How do you identify \[\dfrac{{{\cos }^{2}}x}{1-\sin x}\]?

Answer 1

Hint: To solve this problem we have to know basic trigonometric equations. First we have to take the identity which has a relation between numerator and denominator. From there we can apply some basic mathematical formulas so that we arrive at the solution.

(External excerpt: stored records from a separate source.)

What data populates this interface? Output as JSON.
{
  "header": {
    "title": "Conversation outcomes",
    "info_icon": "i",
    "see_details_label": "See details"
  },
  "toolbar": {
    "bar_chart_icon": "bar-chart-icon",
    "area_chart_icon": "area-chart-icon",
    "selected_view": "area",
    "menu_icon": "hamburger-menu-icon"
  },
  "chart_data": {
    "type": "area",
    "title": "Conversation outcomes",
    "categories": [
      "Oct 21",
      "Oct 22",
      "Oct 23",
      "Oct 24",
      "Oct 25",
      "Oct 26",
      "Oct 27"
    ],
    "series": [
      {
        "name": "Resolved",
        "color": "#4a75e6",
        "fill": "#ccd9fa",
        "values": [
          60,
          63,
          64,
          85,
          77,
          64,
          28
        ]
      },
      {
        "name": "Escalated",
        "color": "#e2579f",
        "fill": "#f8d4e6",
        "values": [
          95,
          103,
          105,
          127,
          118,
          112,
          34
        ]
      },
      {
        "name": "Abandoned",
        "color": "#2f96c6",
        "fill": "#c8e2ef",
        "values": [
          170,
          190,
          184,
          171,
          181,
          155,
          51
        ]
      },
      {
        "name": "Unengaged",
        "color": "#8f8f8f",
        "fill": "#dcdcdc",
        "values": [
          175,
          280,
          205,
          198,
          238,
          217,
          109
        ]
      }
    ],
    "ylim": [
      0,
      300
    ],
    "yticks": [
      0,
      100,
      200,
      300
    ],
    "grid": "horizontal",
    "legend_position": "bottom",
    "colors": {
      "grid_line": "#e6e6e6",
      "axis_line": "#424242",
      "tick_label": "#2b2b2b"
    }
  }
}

Complete step-by-step answer:
First we have to know the trigonometric identities
\[\begin{align}
  & {{\sin }^{2}}x+{{\cos }^{2}}x=1 \\
 & 1+{{\tan }^{2}}x={{\sec }^{2}}x \\
 & 1+{{\cot }^{2}}x={{\csc }^{2}}x \\
\end{align}\]
From that we can take \[{{\sin }^{2}}x+{{\cos }^{2}}x=1\]
So we can rewrite the equation as
\[{cos}^{2}x=1-{sin}^{2}x………(1)\]
Using \[{{a}^{2}}-{{b}^{2}}=\left( a+b \right)\left( a-b \right)\]
We can write
\[\Rightarrow 1-{{\sin }^{2}}x=\left( 1-\sin x \right)\left( 1+\sin x \right).......\left( 2 \right)\]
Since \[1-{{\sin }^{2}}x\] can also be written as \[{{1}^{2}}-{{\sin }^{2}}x\]
So, From above equations 1 & 2 we can write
\[\Rightarrow {{\cos }^{2}}x=\left( 1+\sin x \right)\left( 1-\sin x \right)\]
\[\dfrac{{{\cos }^{2}}x}{1-\sin x}=1+\sin x\]
We can do it in this way also
\[\Rightarrow {{\cos }^{2}}x=\left( 1+\sin x \right)\left( 1-\sin x \right)\]
Now we are dividing the equation with \[1-\sin x\] on both sides
\[\Rightarrow \dfrac{{{\cos }^{2}}x}{1-\sin x}=\dfrac{\left( 1+\sin x \right)\left( 1-\sin x \right)}{1-\sin x}\]
Now we proceed to cancel \[1-\sin x\] in both numerator and denominator because they configure a so called avoidable discontinuity.
Avoidable discontinuity:
An avoidable discontinuity in a point \[x=a\] occurs when the side limits coincide, but the value of the function at this point is not, that is to say:
\[\displaystyle \lim_{x\to {{a}^{-}}}f(x)=\displaystyle \lim_{x\to {{a}^{+}}}=Lf{{(a)}^{{}}}\ne L\]
It is reasonable that we call this type of discontinuity avoidable since the function in the discontinuity point seems continuous, but the point in particular does not satisfy the definition of continuity, so only by adding this point to the definition of the function, can we obtain a continuous function.
We will get
\[\dfrac{{{\cos }^{2}}x}{1-\sin x}=1+\sin x\]
From this we can identify \[\dfrac{{{\cos }^{2}}x}{1-\sin x}\] as \[1+\sin x\] .

Note: We can solve this in another way using trigonometric identities directly. While solving the question students may complicate the problem using advanced trigonometric identities but with only basic identities and simple maths formulas we can solve the question easily.